Selain itu, pembayaran ini perlu menggunakan mata uang yang berlaku di Indonesia,
dalam hal ini adalah Rupiah.

2. Kompensasi
Kompensasi dapat dilakukan jika Wajib Pajak memiliki kelebihan dalam membayar pajak
sehingga dapat digunakan untuk membayar utang pajak. Kelebihan bayar pajak sendiri
dapat terjadi karena berbagai hal, seperti perubahan undang-undang pajak, kekeliruan
pembayaran, adanya pemberian pengurangan, dan sebagainya. Karena itu, kelebihan pajak
ini dapat dikreditkan.

Wajib pajak dapat menghapus utang pajak menggunakan cara ini dengan syarat ia wajib
mengajukan sendiri kepada pejabat pajak. Selain itu, Wajib Pajak tidak bisa
mengkompensasikan utang pajak dengan utang biasa karena berbeda konteks.

Kompensasi dapat berupa:

 Kompensasi kerugian, ini terbagi menjadi tiga jenis yaitu kompensasi kerugian
yang mendatar (horizontal compensative), kompensasi yang tegak (vertical
compensative), dan kompensasi kerugian perang.
 Kompensasi pembayaran, ini dapat dilakukan jika salah satu pihak memiliki utang
dan memiliki tagihan pada pihak lain.
Jika ingin menggunakan cara kompensasi, ada beberapa syarat yang perlu diperhatikan:

 Bahwa pada saat yang sama, kedua subjek saling mempunyai tagihan.
 Hal yang dikompensasikan hanyalah dua utang berupa uang dan barang yang sama
macamnya.
 Kompensasi berlaku karena hukum, bahkan jika pihak yang berhutang tidak
mengetahuinya dan saling menghilangkan utang yang sama besarnya pada saat
yang sama.
3. Kedaluwarsa
Kedaluwarsa di sini adalah kedaluwarsa penagihan. Melansir dari DJP, hak untuk menagih
pajak kedaluwarsa setelah melampaui waktu 5 (lima) tahun terhitung sejat tanggal terutang
pajak atau berakhirnya masa pajak, bagian tahun pajak, atau tahun pajak yang
bersangkutan. Kedaluwarsa penagihan pajak dapat dicegah dengan melakukan penagihan
teguran, dan pengakhiran dengan mengajukan permohonan keberatan atau penangguhan.

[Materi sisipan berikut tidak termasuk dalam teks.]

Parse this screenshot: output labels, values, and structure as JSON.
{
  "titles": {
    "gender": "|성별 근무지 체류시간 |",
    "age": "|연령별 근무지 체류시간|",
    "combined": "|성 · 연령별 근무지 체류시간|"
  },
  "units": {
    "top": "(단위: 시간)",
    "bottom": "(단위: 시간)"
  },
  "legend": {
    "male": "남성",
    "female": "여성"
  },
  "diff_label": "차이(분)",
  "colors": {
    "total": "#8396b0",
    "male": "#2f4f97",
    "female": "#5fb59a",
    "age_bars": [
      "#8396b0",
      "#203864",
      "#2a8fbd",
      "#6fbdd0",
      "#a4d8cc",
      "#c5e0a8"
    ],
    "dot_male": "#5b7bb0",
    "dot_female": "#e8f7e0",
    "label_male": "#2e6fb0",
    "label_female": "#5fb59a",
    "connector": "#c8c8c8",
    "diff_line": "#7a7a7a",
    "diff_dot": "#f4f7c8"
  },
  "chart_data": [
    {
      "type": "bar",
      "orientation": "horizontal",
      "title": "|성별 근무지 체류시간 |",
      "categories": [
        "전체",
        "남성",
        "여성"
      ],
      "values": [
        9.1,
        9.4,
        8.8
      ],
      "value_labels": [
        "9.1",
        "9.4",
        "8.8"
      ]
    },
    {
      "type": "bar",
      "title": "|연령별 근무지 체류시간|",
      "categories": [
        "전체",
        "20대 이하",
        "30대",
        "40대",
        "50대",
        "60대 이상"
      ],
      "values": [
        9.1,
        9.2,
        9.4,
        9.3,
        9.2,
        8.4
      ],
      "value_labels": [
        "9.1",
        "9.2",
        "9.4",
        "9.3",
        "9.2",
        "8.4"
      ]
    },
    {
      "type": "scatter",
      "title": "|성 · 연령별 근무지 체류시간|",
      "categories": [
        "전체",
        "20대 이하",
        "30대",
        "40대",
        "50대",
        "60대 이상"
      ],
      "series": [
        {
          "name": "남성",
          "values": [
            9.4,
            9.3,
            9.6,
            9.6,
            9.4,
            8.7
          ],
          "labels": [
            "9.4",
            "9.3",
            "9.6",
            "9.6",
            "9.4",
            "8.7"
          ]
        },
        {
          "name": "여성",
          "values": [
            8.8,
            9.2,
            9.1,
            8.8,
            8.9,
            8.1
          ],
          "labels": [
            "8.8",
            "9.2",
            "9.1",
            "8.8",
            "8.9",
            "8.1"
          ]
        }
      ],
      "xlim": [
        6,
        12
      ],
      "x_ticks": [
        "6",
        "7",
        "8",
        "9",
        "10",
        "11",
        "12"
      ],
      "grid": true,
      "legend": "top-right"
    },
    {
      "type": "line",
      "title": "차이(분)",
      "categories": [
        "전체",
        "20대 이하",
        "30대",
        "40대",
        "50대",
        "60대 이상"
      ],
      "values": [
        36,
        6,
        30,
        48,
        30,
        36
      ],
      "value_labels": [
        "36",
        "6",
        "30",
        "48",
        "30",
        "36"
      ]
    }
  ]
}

Selain itu, ada dua macam kedaluwarsa dalam hal utang pajak. Pertama adalah
kedaluwarsa lemah (penagihannya kedaluwarsa), dan Kedua adalah kedaluwarsa kuat
(utangnya kedaluwarsa).

4. Pembebasan
Alternatif lain untuk menghapus utang pajak adalah dengan cara pembebasan. Namun,
pembebasan di sini pada umumnya bukan berarti menghilangkan pokok utang pajak,
meniadakan sanksi administratif terkait utang pajak. Tetapi, utang pajak dapat berakhir
dengan pembebasan karena cara ini merupakan sarana hukum pajak untuk melepaskan
tanggung jawab wajib pajak berupa membayar pajak.
5. Penghapusan/Peniadaan
Penghapusan utang pajak mirip dengan cara pembebasan. Perbedaannya, cara
penghapusan diberikan karena keadaan keuangan Wajib Pajak. Penghapusan juga
merupakan cara untuk mengakhiri utang pajak. Namun, hanya dengan alasan tertentu,
seperti Wajib Pajak terkena musibah atau karena dasar penetapannya tidak benar. Ketika
utang pajak telah dihapus, perikatan pajak akan berakhir sehingga Wajib Pajak tidak lagi
memiliki kewajiban membayar pajak yang terutang.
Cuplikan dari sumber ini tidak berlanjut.